In tracking why this payoff might have been made, Watzman found that, during the first half of 1995, Upjohn’s PAC paid $17,500 to congressional representatives, 71 percent of it to Republicans. In return for that $17,500, certain members of Congress wrote the exemption language into the appropriations bill. With this exemption, Upjohn could save up to $500,000 each year by dumping toxics, such as 1,2-dichloroethane, down the sewer at little or no cost.
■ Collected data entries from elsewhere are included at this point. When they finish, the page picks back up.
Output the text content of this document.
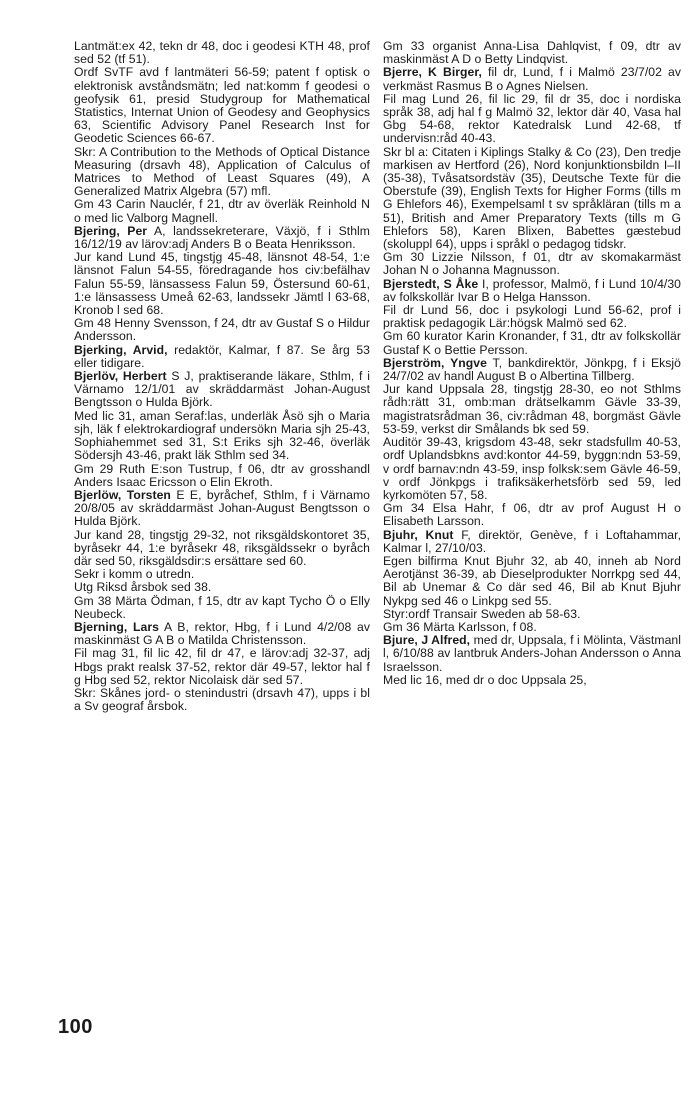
Lantmät:ex 42, tekn dr 48, doc i geodesi KTH 48, prof sed 52 (tf 51).

Ordf SvTF avd f lantmäteri 56-59; patent f optisk o elektronisk avståndsmätn; led nat:komm f geodesi o geofysik 61, presid Studygroup for Mathematical Statistics, Internat Union of Geodesy and Geophysics 63, Scientific Advisory Panel Research Inst for Geodetic Sciences 66-67.

Skr: A Contribution to the Methods of Optical Distance Measuring (drsavh 48), Application of Calculus of Matrices to Method of Least Squares (49), A Generalized Matrix Algebra (57) mfl.

Gm 43 Carin Nauclér, f 21, dtr av överläk Reinhold N o med lic Valborg Magnell.

Bjering, Per A, landssekreterare, Växjö, f i Sthlm 16/12/19 av lärov:adj Anders B o Beata Henriksson.

Jur kand Lund 45, tingstjg 45-48, länsnot 48-54, 1:e länsnot Falun 54-55, föredragande hos civ:befälhav Falun 55-59, länsassess Falun 59, Östersund 60-61, 1:e länsassess Umeå 62-63, landssekr Jämtl l 63-68, Kronob l sed 68.

Gm 48 Henny Svensson, f 24, dtr av Gustaf S o Hildur Andersson.

Bjerking, Arvid, redaktör, Kalmar, f 87. Se årg 53 eller tidigare.

Bjerlöv, Herbert S J, praktiserande läkare, Sthlm, f i Värnamo 12/1/01 av skräddarmäst Johan-August Bengtsson o Hulda Björk.

Med lic 31, aman Seraf:las, underläk Åsö sjh o Maria sjh, läk f elektrokardiograf undersökn Maria sjh 25-43, Sophiahemmet sed 31, S:t Eriks sjh 32-46, överläk Södersjh 43-46, prakt läk Sthlm sed 34.

Gm 29 Ruth E:son Tustrup, f 06, dtr av grosshandl Anders Isaac Ericsson o Elin Ekroth.

Bjerlöw, Torsten E E, byråchef, Sthlm, f i Värnamo 20/8/05 av skräddarmäst Johan-August Bengtsson o Hulda Björk.

Jur kand 28, tingstjg 29-32, not riksgäldskontoret 35, byråsekr 44, 1:e byråsekr 48, riksgäldssekr o byråch där sed 50, riksgäldsdir:s ersättare sed 60.

Sekr i komm o utredn.

Utg Riksd årsbok sed 38.

Gm 38 Märta Ödman, f 15, dtr av kapt Tycho Ö o Elly Neubeck.

Bjerning, Lars A B, rektor, Hbg, f i Lund 4/2/08 av maskinmäst G A B o Matilda Christensson.

Fil mag 31, fil lic 42, fil dr 47, e lärov:adj 32-37, adj Hbgs prakt realsk 37-52, rektor där 49-57, lektor hal f g Hbg sed 52, rektor Nicolaisk där sed 57.

Skr: Skånes jord- o stenindustri (drsavh 47), upps i bl a Sv geograf årsbok.

Gm 33 organist Anna-Lisa Dahlqvist, f 09, dtr av maskinmäst A D o Betty Lindqvist.

Bjerre, K Birger, fil dr, Lund, f i Malmö 23/7/02 av verkmäst Rasmus B o Agnes Nielsen.

Fil mag Lund 26, fil lic 29, fil dr 35, doc i nordiska språk 38, adj hal f g Malmö 32, lektor där 40, Vasa hal Gbg 54-68, rektor Katedralsk Lund 42-68, tf undervisn:råd 40-43.

Skr bl a: Citaten i Kiplings Stalky & Co (23), Den tredje markisen av Hertford (26), Nord konjunktionsbildn I–II (35-38), Tvåsatsordstäv (35), Deutsche Texte für die Oberstufe (39), English Texts for Higher Forms (tills m G Ehlefors 46), Exempelsaml t sv språkläran (tills m a 51), British and Amer Preparatory Texts (tills m G Ehlefors 58), Karen Blixen, Babettes gæstebud (skoluppl 64), upps i språkl o pedagog tidskr.

Gm 30 Lizzie Nilsson, f 01, dtr av skomakarmäst Johan N o Johanna Magnusson.

Bjerstedt, S Åke I, professor, Malmö, f i Lund 10/4/30 av folkskollär Ivar B o Helga Hansson.

Fil dr Lund 56, doc i psykologi Lund 56-62, prof i praktisk pedagogik Lär:högsk Malmö sed 62.

Gm 60 kurator Karin Kronander, f 31, dtr av folkskollär Gustaf K o Bettie Persson.

Bjerström, Yngve T, bankdirektör, Jönkpg, f i Eksjö 24/7/02 av handl August B o Albertina Tillberg.

Jur kand Uppsala 28, tingstjg 28-30, eo not Sthlms rådh:rätt 31, omb:man drätselkamm Gävle 33-39, magistratsrådman 36, civ:rådman 48, borgmäst Gävle 53-59, verkst dir Smålands bk sed 59.

Auditör 39-43, krigsdom 43-48, sekr stadsfullm 40-53, ordf Uplandsbkns avd:kontor 44-59, byggn:ndn 53-59, v ordf barnav:ndn 43-59, insp folksk:sem Gävle 46-59, v ordf Jönkpgs i trafiksäkerhetsförb sed 59, led kyrkomöten 57, 58.

Gm 34 Elsa Hahr, f 06, dtr av prof August H o Elisabeth Larsson.

Bjuhr, Knut F, direktör, Genève, f i Loftahammar, Kalmar l, 27/10/03.

Egen bilfirma Knut Bjuhr 32, ab 40, inneh ab Nord Aerotjänst 36-39, ab Dieselprodukter Norrkpg sed 44, Bil ab Unemar & Co där sed 46, Bil ab Knut Bjuhr Nykpg sed 46 o Linkpg sed 55.

Styr:ordf Transair Sweden ab 58-63.

Gm 36 Märta Karlsson, f 08.

Bjure, J Alfred, med dr, Uppsala, f i Mölinta, Västmanl l, 6/10/88 av lantbruk Anders-Johan Andersson o Anna Israelsson.

Med lic 16, med dr o doc Uppsala 25,

100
But for nearby communities, this one sentence could translate into serious health problems as the toxins flow into waterways. According to a fact sheet published by the New Jersey Department of Health, exposure to 1,2-dichloroethane causes cancer and genetic damage. The National Library of Medicine computer system, which provides public access to government data on toxic releases, reports that Upjohn’s Portage plant dumped 250 pounds of 1,2-dichloroethane into the local sewage treatment plant in 1993. That same year, Upjohn paid premium prices to get rid of an additional 232,000 pounds of 1,2-dichloroethane, shipping it to hazardous waste companies like Chem Waste Management in Sauget, Illinois.
But 1,2-dichloroethane isn’t the only chemical that Upjohn may soon dump down the drain. if granted the proposed Congressional exemption, Upjohn may be able to dump the following toxic wastes that it presently ships off-site to hazardous waste processors into nearby waterways: 43,000 pounds of 2-methoxyethanol (which causes birth defects in animals and “may damage the testicles” in human males, according to the New Jersey Department of Health); 405,000 pounds of formaldehyde (a “probable” carcinogen in humans, and a mutagen); 155,000 pounds of methyl ethyl ketone (a potent teratogen, causing birth defects in animals); 3.2 million pounds of dichloromethane (which causes liver and lung cancers in animals); 4.3 million pounds of toluene (which “may cause genetic damage” and “may damage the developing fetus,” the New Jersey Department of Health says); and 41,000 pounds of ethylene glycol which is known to cause birth defects in animals and “may damage the developing fetus” in humans.
For Upjohn, a mere $17,500 could easily translate into millions of dollars in pay-offs–and disease and death for Upjohn’s unfortunate neighbors.